O caso remete a 5 de novembro de 2019, quando as autoridades receberam um alerta a propósito de um recém-nascido encontrado num caixote do lixo na Avenida Infante D. Henrique, perto da estação fluvial.
O recém-nascido foi encontrado por um sem-abrigo, ainda com vestígios do cordão umbilical, tendo sido transportado ao Hospital Dona Estefânia, em Lisboa. Foi depois transferido para a Maternidade Alfredo da Costa por não carecer de cuidados complexos médicos e cirúrgicos.
Na altura, a Procuradoria-Geral Distrital de Lisboa considerou que "ficou suficientemente indiciado que a arguida, grávida de 36 semanas e em trabalho de parto”, deu à luz o bebé em Santa Apolónia, "colocou o recém-nascido dentro de um saco plástico, juntamente com os demais tecidos expelidos no momento do parto, e colocou-o no interior de um ecoponto amarelo, abandonando, de seguida, o local".
A mãe em causa, Sara Furtado, foi inicialmente condenada em outubro de 2020 a nove anos de prisão efetiva, por tentativa de homicídio qualificado. No entanto, em agosto de 2021, o STJ reduziu a pena para um ano e 10 meses de prisão, o que significou a sua saída em liberdade.
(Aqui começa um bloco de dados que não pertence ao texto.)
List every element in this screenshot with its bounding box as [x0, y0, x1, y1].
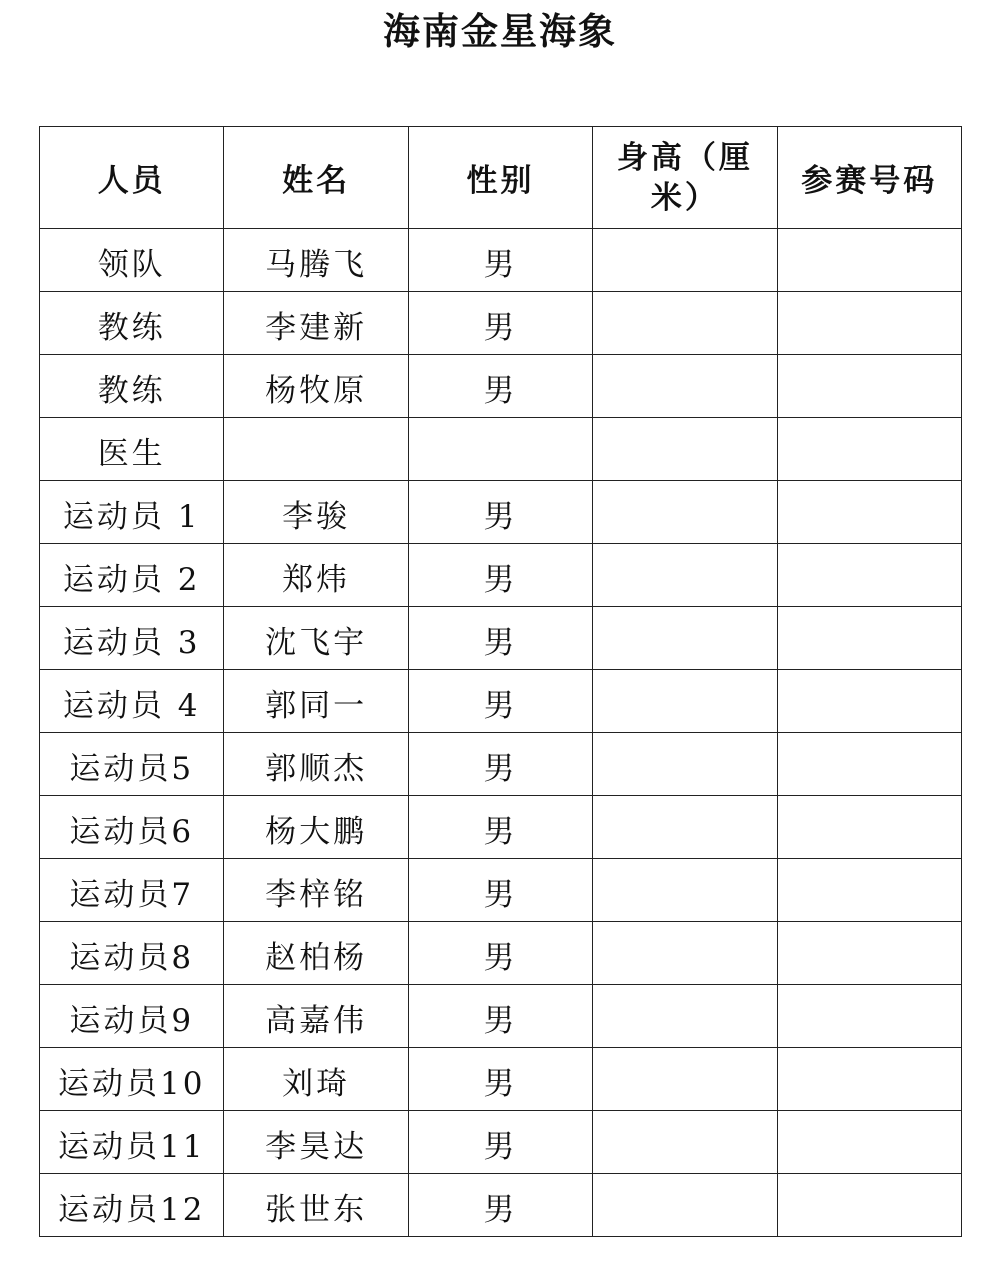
cell-height	[593, 670, 777, 733]
cell-name: 赵柏杨	[224, 922, 408, 985]
cell-height	[593, 733, 777, 796]
table-header	[40, 127, 962, 229]
cell-height	[593, 481, 777, 544]
cell-role: 医生	[40, 418, 224, 481]
header-name: 姓名	[224, 127, 408, 229]
table-row	[40, 922, 962, 985]
cell-number	[777, 796, 961, 859]
cell-number	[777, 418, 961, 481]
cell-name: 杨牧原	[224, 355, 408, 418]
cell-gender: 男	[408, 733, 592, 796]
table-body	[40, 229, 962, 1237]
table-row	[40, 1048, 962, 1111]
header-role: 人员	[40, 127, 224, 229]
cell-height	[593, 796, 777, 859]
cell-number	[777, 292, 961, 355]
cell-role: 教练	[40, 355, 224, 418]
table-row	[40, 1174, 962, 1237]
cell-role: 运动员 1	[40, 481, 224, 544]
cell-height	[593, 418, 777, 481]
table-row	[40, 481, 962, 544]
cell-number	[777, 481, 961, 544]
cell-name: 郭同一	[224, 670, 408, 733]
cell-number	[777, 670, 961, 733]
cell-name: 沈飞宇	[224, 607, 408, 670]
cell-height	[593, 292, 777, 355]
cell-name: 马腾飞	[224, 229, 408, 292]
document-title: 海南金星海象	[383, 10, 617, 53]
cell-height	[593, 544, 777, 607]
cell-number	[777, 1048, 961, 1111]
roster-table	[39, 126, 962, 1237]
cell-name: 张世东	[224, 1174, 408, 1237]
cell-number	[777, 859, 961, 922]
cell-height	[593, 1048, 777, 1111]
cell-number	[777, 229, 961, 292]
cell-role: 运动员6	[40, 796, 224, 859]
cell-gender: 男	[408, 355, 592, 418]
cell-role: 运动员 3	[40, 607, 224, 670]
cell-height	[593, 1174, 777, 1237]
cell-role: 运动员12	[40, 1174, 224, 1237]
cell-height	[593, 229, 777, 292]
header-number: 参赛号码	[777, 127, 961, 229]
cell-gender: 男	[408, 229, 592, 292]
cell-role: 运动员5	[40, 733, 224, 796]
cell-height	[593, 922, 777, 985]
cell-role: 运动员9	[40, 985, 224, 1048]
cell-height	[593, 859, 777, 922]
cell-number	[777, 1111, 961, 1174]
table-row	[40, 733, 962, 796]
cell-name: 高嘉伟	[224, 985, 408, 1048]
cell-role: 运动员8	[40, 922, 224, 985]
cell-gender: 男	[408, 544, 592, 607]
cell-gender: 男	[408, 607, 592, 670]
cell-number	[777, 922, 961, 985]
cell-gender: 男	[408, 985, 592, 1048]
cell-number	[777, 544, 961, 607]
cell-gender: 男	[408, 922, 592, 985]
cell-name: 郑炜	[224, 544, 408, 607]
table-row	[40, 607, 962, 670]
cell-role: 领队	[40, 229, 224, 292]
cell-height	[593, 355, 777, 418]
cell-gender: 男	[408, 1111, 592, 1174]
cell-height	[593, 607, 777, 670]
cell-name: 李梓铭	[224, 859, 408, 922]
cell-gender: 男	[408, 292, 592, 355]
cell-number	[777, 607, 961, 670]
cell-name: 李骏	[224, 481, 408, 544]
cell-role: 运动员10	[40, 1048, 224, 1111]
table-row	[40, 418, 962, 481]
cell-gender: 男	[408, 481, 592, 544]
cell-name: 郭顺杰	[224, 733, 408, 796]
table-row	[40, 859, 962, 922]
cell-gender: 男	[408, 859, 592, 922]
cell-number	[777, 355, 961, 418]
header-gender: 性别	[408, 127, 592, 229]
cell-role: 运动员 4	[40, 670, 224, 733]
cell-role: 运动员7	[40, 859, 224, 922]
cell-number	[777, 985, 961, 1048]
table-row	[40, 292, 962, 355]
cell-name: 李建新	[224, 292, 408, 355]
header-row	[40, 127, 962, 229]
cell-gender	[408, 418, 592, 481]
header-height: 身高（厘米）	[593, 127, 777, 229]
table-row	[40, 544, 962, 607]
cell-gender: 男	[408, 1048, 592, 1111]
table-row	[40, 229, 962, 292]
table-row	[40, 985, 962, 1048]
cell-name: 杨大鹏	[224, 796, 408, 859]
cell-gender: 男	[408, 670, 592, 733]
cell-number	[777, 733, 961, 796]
table-row	[40, 1111, 962, 1174]
cell-name: 刘琦	[224, 1048, 408, 1111]
cell-role: 运动员11	[40, 1111, 224, 1174]
cell-number	[777, 1174, 961, 1237]
cell-height	[593, 985, 777, 1048]
cell-gender: 男	[408, 796, 592, 859]
cell-height	[593, 1111, 777, 1174]
table-row	[40, 796, 962, 859]
cell-name: 李昊达	[224, 1111, 408, 1174]
table-row	[40, 355, 962, 418]
cell-role: 运动员 2	[40, 544, 224, 607]
cell-name	[224, 418, 408, 481]
cell-role: 教练	[40, 292, 224, 355]
table-row	[40, 670, 962, 733]
cell-gender: 男	[408, 1174, 592, 1237]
"Uma pessoa com dificuldades em orientar a sua vida, em ter ideias claras, não parece poder identificar-se com o racionalismo gélido de um delinquente tão claramente mental", pode ler-se no acórdão do STJ, emitido à data.
A presidente do Instituto de Apoio à Criança (IAC) também já tinha defendido que a jovem expôs o bebé ao abandono, sem querer matá-lo. Segundo disse Dulce Rocha, a mulher estava numa situação de vulnerabilidade que a levou a abandonar o filho.
A presidente do IAC referiu ainda que não havia indícios, como lesões ou sinais de asfixia, que apontassem para tentativa de homicídio.